ASIC has released the findings from its first major taskforce project into the SMSF sector and shows that people prefer to go to accountants for SMSF advice over financial advisers.
According to the report, 32% of SMSF members cite an accountant as their main source of advice. The next popular option was no advice, at 23%. Financial advisers came in at third, with 19% of respondents using them as their main source of SMSF advice.
However, ASIC said it did not see strict compliance with some of the accountants providing product advice under the AFSL exemption rule. One of the main mistakes by accountants was not keeping a copy of their written statement required by the Corporations Regulations.

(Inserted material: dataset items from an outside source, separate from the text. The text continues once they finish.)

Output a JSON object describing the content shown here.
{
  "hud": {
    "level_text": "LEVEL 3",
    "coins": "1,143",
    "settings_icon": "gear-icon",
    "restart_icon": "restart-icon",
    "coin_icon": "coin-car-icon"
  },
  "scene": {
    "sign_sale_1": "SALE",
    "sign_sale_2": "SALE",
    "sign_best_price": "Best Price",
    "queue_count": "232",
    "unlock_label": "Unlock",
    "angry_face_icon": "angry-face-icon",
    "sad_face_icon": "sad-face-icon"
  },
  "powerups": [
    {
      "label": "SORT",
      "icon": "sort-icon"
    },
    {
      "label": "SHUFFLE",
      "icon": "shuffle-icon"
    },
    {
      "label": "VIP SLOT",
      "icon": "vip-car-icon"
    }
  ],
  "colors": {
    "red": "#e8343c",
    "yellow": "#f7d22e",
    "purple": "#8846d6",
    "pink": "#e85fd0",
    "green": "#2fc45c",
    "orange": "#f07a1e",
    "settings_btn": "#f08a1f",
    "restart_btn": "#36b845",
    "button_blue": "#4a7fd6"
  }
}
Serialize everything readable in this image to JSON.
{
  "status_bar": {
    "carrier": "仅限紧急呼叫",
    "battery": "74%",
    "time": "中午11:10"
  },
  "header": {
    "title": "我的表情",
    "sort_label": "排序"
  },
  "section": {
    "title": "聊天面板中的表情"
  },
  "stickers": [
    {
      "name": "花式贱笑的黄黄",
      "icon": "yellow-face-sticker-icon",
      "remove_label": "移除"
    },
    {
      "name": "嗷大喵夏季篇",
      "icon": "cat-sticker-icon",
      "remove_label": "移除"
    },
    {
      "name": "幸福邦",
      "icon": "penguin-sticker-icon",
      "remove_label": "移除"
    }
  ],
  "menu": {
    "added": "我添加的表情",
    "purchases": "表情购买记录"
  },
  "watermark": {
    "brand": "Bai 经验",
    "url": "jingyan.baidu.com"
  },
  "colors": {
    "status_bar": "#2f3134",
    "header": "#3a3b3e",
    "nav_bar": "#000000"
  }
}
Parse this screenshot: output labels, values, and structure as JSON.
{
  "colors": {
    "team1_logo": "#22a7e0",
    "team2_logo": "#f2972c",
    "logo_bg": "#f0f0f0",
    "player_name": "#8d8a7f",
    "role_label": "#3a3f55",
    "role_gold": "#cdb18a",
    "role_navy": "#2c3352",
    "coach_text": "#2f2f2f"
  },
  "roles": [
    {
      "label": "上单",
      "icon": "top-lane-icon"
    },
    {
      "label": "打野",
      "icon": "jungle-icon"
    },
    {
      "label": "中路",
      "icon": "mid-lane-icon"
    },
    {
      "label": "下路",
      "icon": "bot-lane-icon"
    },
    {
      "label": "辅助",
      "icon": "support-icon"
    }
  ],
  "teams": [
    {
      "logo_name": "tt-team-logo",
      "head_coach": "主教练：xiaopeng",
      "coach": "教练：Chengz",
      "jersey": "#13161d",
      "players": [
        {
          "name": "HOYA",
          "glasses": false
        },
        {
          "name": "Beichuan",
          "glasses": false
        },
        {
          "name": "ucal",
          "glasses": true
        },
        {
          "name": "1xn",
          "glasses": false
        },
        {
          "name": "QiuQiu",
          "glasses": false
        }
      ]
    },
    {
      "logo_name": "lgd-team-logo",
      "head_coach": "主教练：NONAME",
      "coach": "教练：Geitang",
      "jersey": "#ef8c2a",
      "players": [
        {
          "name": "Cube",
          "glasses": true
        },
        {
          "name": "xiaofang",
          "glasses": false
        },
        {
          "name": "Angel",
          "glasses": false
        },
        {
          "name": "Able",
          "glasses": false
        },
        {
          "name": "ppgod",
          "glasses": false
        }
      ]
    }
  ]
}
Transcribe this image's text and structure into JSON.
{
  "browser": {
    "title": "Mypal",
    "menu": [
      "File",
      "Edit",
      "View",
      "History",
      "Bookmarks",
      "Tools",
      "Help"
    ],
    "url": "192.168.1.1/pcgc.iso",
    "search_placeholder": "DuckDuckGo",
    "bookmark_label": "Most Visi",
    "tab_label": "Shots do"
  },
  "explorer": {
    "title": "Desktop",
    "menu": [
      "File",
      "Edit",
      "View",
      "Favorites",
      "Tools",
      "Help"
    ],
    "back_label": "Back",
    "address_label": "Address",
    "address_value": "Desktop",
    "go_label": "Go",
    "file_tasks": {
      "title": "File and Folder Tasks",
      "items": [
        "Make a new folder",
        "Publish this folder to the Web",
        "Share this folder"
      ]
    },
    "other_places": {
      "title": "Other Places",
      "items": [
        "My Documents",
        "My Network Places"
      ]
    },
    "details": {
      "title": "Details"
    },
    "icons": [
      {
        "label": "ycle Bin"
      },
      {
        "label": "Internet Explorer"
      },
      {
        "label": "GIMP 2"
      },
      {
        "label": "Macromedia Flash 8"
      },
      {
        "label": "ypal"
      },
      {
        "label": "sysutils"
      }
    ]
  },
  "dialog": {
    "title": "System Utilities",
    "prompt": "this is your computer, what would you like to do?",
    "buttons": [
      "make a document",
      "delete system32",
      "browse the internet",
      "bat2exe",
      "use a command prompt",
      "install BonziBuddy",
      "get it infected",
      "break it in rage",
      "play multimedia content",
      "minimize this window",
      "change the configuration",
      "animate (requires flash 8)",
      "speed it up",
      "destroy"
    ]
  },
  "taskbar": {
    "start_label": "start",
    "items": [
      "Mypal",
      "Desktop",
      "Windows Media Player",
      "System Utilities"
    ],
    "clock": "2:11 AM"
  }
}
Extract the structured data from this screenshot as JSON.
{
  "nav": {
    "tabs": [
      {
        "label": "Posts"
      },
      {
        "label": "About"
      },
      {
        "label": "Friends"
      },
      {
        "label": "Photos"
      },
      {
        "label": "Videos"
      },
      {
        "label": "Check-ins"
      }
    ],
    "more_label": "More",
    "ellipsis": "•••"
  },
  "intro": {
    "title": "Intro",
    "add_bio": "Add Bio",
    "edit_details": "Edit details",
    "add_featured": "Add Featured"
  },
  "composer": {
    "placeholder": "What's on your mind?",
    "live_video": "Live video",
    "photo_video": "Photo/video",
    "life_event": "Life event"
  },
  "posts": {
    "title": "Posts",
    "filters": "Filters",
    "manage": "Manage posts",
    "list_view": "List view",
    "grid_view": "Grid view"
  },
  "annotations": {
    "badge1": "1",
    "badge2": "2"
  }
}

In the report, ASIC have provided a list of tips for advice professionals. These include:
Provide investors with a copy of key ATO publications with their SOA to ensure investors understand their obligations.
You should explain to investors the duties and obligations that each trustee has to meet by law.
You should explain to investors that, within 21 days of becoming an SMSF trustee, they will need to complete the ATO’s trustee declaration.
You should walk investors through the ATO’s trustee declaration, explain each obligation and duty, and allow investors to ask any questions about their obligations.
If you do not adequately understand the role and obligations of SMSF trustees, it is inappropriate for you to advise investors about SMSFs.
On the release of the report, ASIC commissioner Peter Kell said “ASIC has ramped up its attention on a sector that is of growing importance to more Australian investors. We want to help ensure that we have a healthy SMSF sector.”
“At the very least, investors need to understand the time, resources, compliance obligations and risks associated with do-it-yourself superannuation, before moving their superannuation savings out of an APRA-regulated environment,” he said.